In the bash below the unique headers of each vcf.gz are stored in a text file with the same name. There can be multiple vcf.gz in a directory, usually 3 files, that I need to fix the header in each file before further processing it. My question is how can I match each text file (using only the numerical prefix) with its vcf.gz and pass the stored variables of each to the reheader code (# edit the header) ? Thank you :). I apologize for the long post just trying to include all the details.
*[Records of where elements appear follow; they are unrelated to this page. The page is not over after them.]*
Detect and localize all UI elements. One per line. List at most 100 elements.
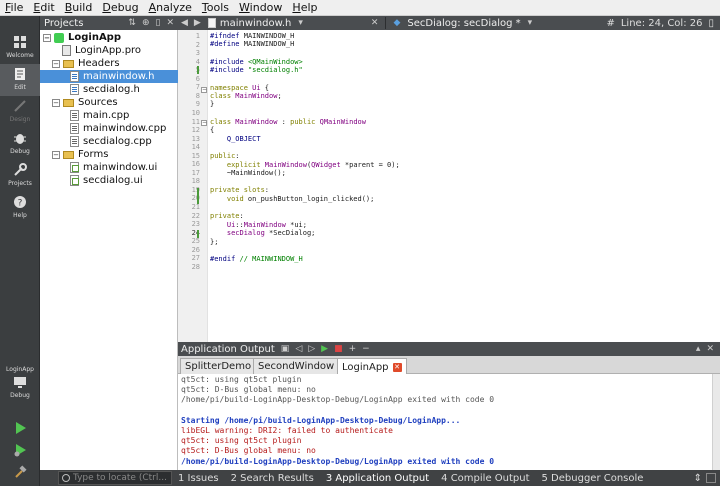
tab-secondwindow[interactable]: SecondWindow <box>253 358 340 374</box>
stop-icon[interactable]: ▣ <box>281 344 290 354</box>
progress-details-icon[interactable] <box>706 472 716 483</box>
qt-project-icon <box>54 32 64 43</box>
menu-build[interactable]: Build <box>60 0 98 16</box>
code-line: Q_OBJECT <box>226 135 261 143</box>
tree-item-pro-file[interactable]: LoginApp.pro <box>40 44 178 57</box>
projects-pane-title: Projects <box>44 17 84 29</box>
toggle-output-arrows-icon[interactable]: ⇕ <box>694 473 702 484</box>
close-document-icon[interactable]: ✕ <box>368 18 382 28</box>
edit-document-icon <box>15 68 25 80</box>
mode-help[interactable]: ? Help <box>0 192 40 224</box>
pane-button-search-results[interactable]: 2 Search Results <box>225 473 320 484</box>
tree-item-mainwindow-h[interactable]: mainwindow.h <box>40 70 178 83</box>
folder-icon <box>63 150 74 159</box>
debug-run-button[interactable] <box>0 440 40 460</box>
fold-marker[interactable]: − <box>201 87 207 93</box>
collapse-icon[interactable]: − <box>52 59 60 68</box>
mode-edit[interactable]: Edit <box>0 64 40 96</box>
form-file-icon <box>70 175 79 186</box>
close-tab-icon[interactable]: ✕ <box>392 362 402 372</box>
code-line: explicit MainWindow(QWidget *parent = 0)… <box>226 161 400 169</box>
change-marker <box>197 230 199 238</box>
output-pane-title: Application Output <box>181 343 275 355</box>
collapse-icon[interactable]: − <box>52 150 60 159</box>
menu-help[interactable]: Help <box>287 0 322 16</box>
menu-edit[interactable]: Edit <box>28 0 59 16</box>
tree-project-root[interactable]: − LoginApp <box>40 31 178 44</box>
output-line: qt5ct: using qt5ct plugin <box>181 436 302 446</box>
menu-debug[interactable]: Debug <box>97 0 143 16</box>
locator-input[interactable]: Type to locate (Ctrl... <box>58 471 172 485</box>
rerun-icon[interactable]: ▶ <box>321 344 328 354</box>
output-scrollbar[interactable] <box>712 374 720 470</box>
tree-item-label: main.cpp <box>83 110 130 121</box>
tab-loginapp[interactable]: LoginApp ✕ <box>337 358 407 375</box>
output-tabs: SplitterDemo SecondWindow LoginApp ✕ <box>178 356 720 375</box>
menu-analyze[interactable]: Analyze <box>144 0 197 16</box>
menu-file[interactable]: File <box>0 0 28 16</box>
code-line: namespace Ui { <box>210 84 270 92</box>
mode-design[interactable]: Design <box>0 96 40 128</box>
stop-run-icon[interactable]: ■ <box>334 344 343 354</box>
code-line: { <box>210 126 215 134</box>
tree-item-main-cpp[interactable]: main.cpp <box>40 109 178 122</box>
tree-folder-forms[interactable]: − Forms <box>40 148 178 161</box>
add-icon[interactable]: + <box>349 344 357 354</box>
pane-button-application-output[interactable]: 3 Application Output <box>320 473 435 484</box>
current-symbol: SecDialog: secDialog * <box>407 17 521 29</box>
menu-tools[interactable]: Tools <box>197 0 234 16</box>
build-button[interactable] <box>0 462 40 482</box>
pane-button-compile-output[interactable]: 4 Compile Output <box>435 473 535 484</box>
collapse-icon[interactable]: − <box>52 98 60 107</box>
tree-item-mainwindow-cpp[interactable]: mainwindow.cpp <box>40 122 178 135</box>
pane-button-debugger-console[interactable]: 5 Debugger Console <box>536 473 650 484</box>
target-selector[interactable]: LoginApp Debug <box>0 365 40 409</box>
form-file-icon <box>70 162 79 173</box>
fold-marker[interactable]: − <box>201 120 207 126</box>
split-icon[interactable]: ▯ <box>156 18 161 28</box>
close-pane-icon[interactable]: ✕ <box>166 18 174 28</box>
line-number: 15 <box>191 151 200 160</box>
run-button[interactable] <box>0 418 40 438</box>
target-config-label: Debug <box>10 392 30 399</box>
file-selector[interactable]: mainwindow.h ▾ <box>220 18 306 29</box>
output-pane-header: Application Output ▣ ◁ ▷ ▶ ■ + − ▴ ✕ <box>178 342 720 356</box>
collapse-icon[interactable]: − <box>43 33 51 42</box>
output-line: /home/pi/build-LoginApp-Desktop-Debug/Lo… <box>181 456 495 466</box>
tree-item-secdialog-h[interactable]: secdialog.h <box>40 83 178 96</box>
monitor-icon <box>14 377 26 388</box>
filter-icon[interactable]: ⇅ <box>128 18 136 28</box>
symbol-selector[interactable]: ◆ SecDialog: secDialog * ▾ <box>390 18 535 29</box>
mode-welcome[interactable]: Welcome <box>0 32 40 64</box>
output-line: libEGL warning: DRI2: failed to authenti… <box>181 426 393 435</box>
code-line: class MainWindow; <box>210 92 282 100</box>
help-icon: ? <box>14 196 26 209</box>
link-icon[interactable]: ⊕ <box>142 18 150 28</box>
mode-debug[interactable]: Debug <box>0 128 40 160</box>
split-editor-icon[interactable]: ▯ <box>708 18 714 29</box>
tree-item-secdialog-cpp[interactable]: secdialog.cpp <box>40 135 178 148</box>
tree-folder-sources[interactable]: − Sources <box>40 96 178 109</box>
hash-label[interactable]: # <box>606 18 614 29</box>
editor-toolbar: ◀ ▶ mainwindow.h ▾ ✕ ◆ SecDialog: secDia… <box>178 16 720 30</box>
tree-item-secdialog-ui[interactable]: secdialog.ui <box>40 174 178 187</box>
remove-icon[interactable]: − <box>362 344 370 354</box>
code-line: #ifndef MAINWINDOW_H <box>210 32 295 40</box>
tree-item-mainwindow-ui[interactable]: mainwindow.ui <box>40 161 178 174</box>
mode-projects-label: Projects <box>8 180 32 187</box>
close-pane-icon[interactable]: ✕ <box>706 344 714 354</box>
mode-projects[interactable]: Projects <box>0 160 40 192</box>
nav-back-icon[interactable]: ◀ <box>178 18 191 28</box>
pane-button-issues[interactable]: 1 Issues <box>172 473 225 484</box>
tab-splitterdemo[interactable]: SplitterDemo <box>180 358 257 374</box>
tree-folder-headers[interactable]: − Headers <box>40 57 178 70</box>
next-icon[interactable]: ▷ <box>308 344 315 354</box>
line-number: 18 <box>191 177 200 186</box>
grid-icon <box>14 36 26 48</box>
nav-forward-icon[interactable]: ▶ <box>191 18 204 28</box>
project-tree: − LoginApp LoginApp.pro − Headers mainwi… <box>40 30 178 470</box>
menu-window[interactable]: Window <box>234 0 287 16</box>
maximize-icon[interactable]: ▴ <box>696 344 701 354</box>
prev-icon[interactable]: ◁ <box>295 344 302 354</box>
output-line: qt5ct: using qt5ct plugin <box>181 375 302 384</box>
The steps for the bash are below:
1. vcf.gz created (#gunzip files) - works as expected
2. unique undefined annotations for each vcf.gz - creates the _header.txt file but doesn't strip off the prefix
3. match and store vcf.gz as $file1 and .txt as $file2
4. run the bcftools reheader
5. repeat for other files
There are always 3 vcf.gz files in the following format below in the directory:
Files in /home/cmccabe/Desktop/NGS/test
16-0000_File-A_variant_strandbias_readcount.vcf.gz
16-0002_File-A_variant_strandbias_readcount.vcf.gz
16-0005_File-A_variant_strandbias_readcount.vcf.gz
The numeric prefix of each is always 7 characters xx-xxxx and unique. The portion of code in the portion of code below up until the # match files uses each vcf.gz file to create a corresponding .txt file with only the unique numeric prefix followed by _header.
Files in /home/cmccabe/Desktop/NGS/test (if code works as expected)
16-0000_File-A_variant_strandbias_readcount.vcf.gz
16-0002_File-B_variant_strandbias_readcount.vcf.gz
16-0005_File-A_variant_strandbias_readcount.vcf.gz
16-0000_header.txt
16-0002_header.txt
16-0005_header.txt
I am trying to match the 16-0000.vcf.gz with the 16-0000.txt and read 16-0000.vcf.gz into $file1 and 16-0000.txt into $file2.
These two variables $file1 and $file2 would be passed to the reheader command (# edit the header), below which is part of a loop.
After the $file1 and $file2 are processed for 16-0000, the process is repeated for the remaining two files, 16-0002 and 16-0005.
There is only one directory that contains the files and that is /home/cmccabe/Desktop/NGS/test. The numerical prefixes are not being stripped off and used to perform the match between files nor are the variables being passed to reheader. I hope this is a start, but there probably is a better way. Thank you :).
#!/bin/bash
# gunzip files
logfile=/home/cmccabe/Desktop/NGS/test/process.log
for f in /home/cmccabe/Desktop/NGS/test/*.vcf ; do
echo "Start vcf.gz creation: $(date) - file: $f"
bname=`basename $f`
gzip $f
echo "End vcf.gz creation: $(date) - file: $f"
done >> "$logfile"
# find undefined annotations
logfile=/home/cmccabe/Desktop/NGS/test/process.log
for f in /home/cmccabe/Desktop/NGS/test/*.vcf.gz ; do
echo "Start vcf missing header creation: $(date) - file: $f"
bname=`basename $f`
pref=${bname%%.vcf.gz}
bcftools view -h $f > /home/cmccabe/Desktop/NGS/test/${pref}_header.txt
echo "End missing header creation: $(date) - file: $f"
done >> "$logfile"
# match files
IAm=${0##*/}
InDir1='/home/cmccabe/Desktop/NGS/test'
InDir2='/home/cmccabe/Desktop/NGS/test'
OutDir='/home/cmccabe/Desktop/NGS/test'
cd "$InDir1"
for file1 in *.txt
do # Grab file prefix.
p=${file1%%_*}
# Find matching file2.
file2=$(printf '%s' "$InDir2/$p"_*.vcf)
if [ ! -f "$file2" ]
then printf '%s: No single file matching %s found.\n' "$IAm" \
"$file1" >&2
continue
fi
# store matches
out=${file1##*/} && ${file2##*/}
done
# edit the header
logfile=/home/cmccabe/Desktop/NGS/test/process.log
for f in /home/cmccabe/Desktop/NGS/test/*.vcf.gz ; do
echo "Start vcf edit header creation: $(date) - file: $f"
bname=`basename $f`
pref=${bname%%.vcf.gz}
bcftools reheader -h $file1 $file2 > ${pref}_fixed.vcf.gz
echo "End edit header creation: $(date) - file: $f"
done >> "$logfile"
Hi cmccabe! Were you able to solve this yourself? If not, what is your question exactly? How we can help you?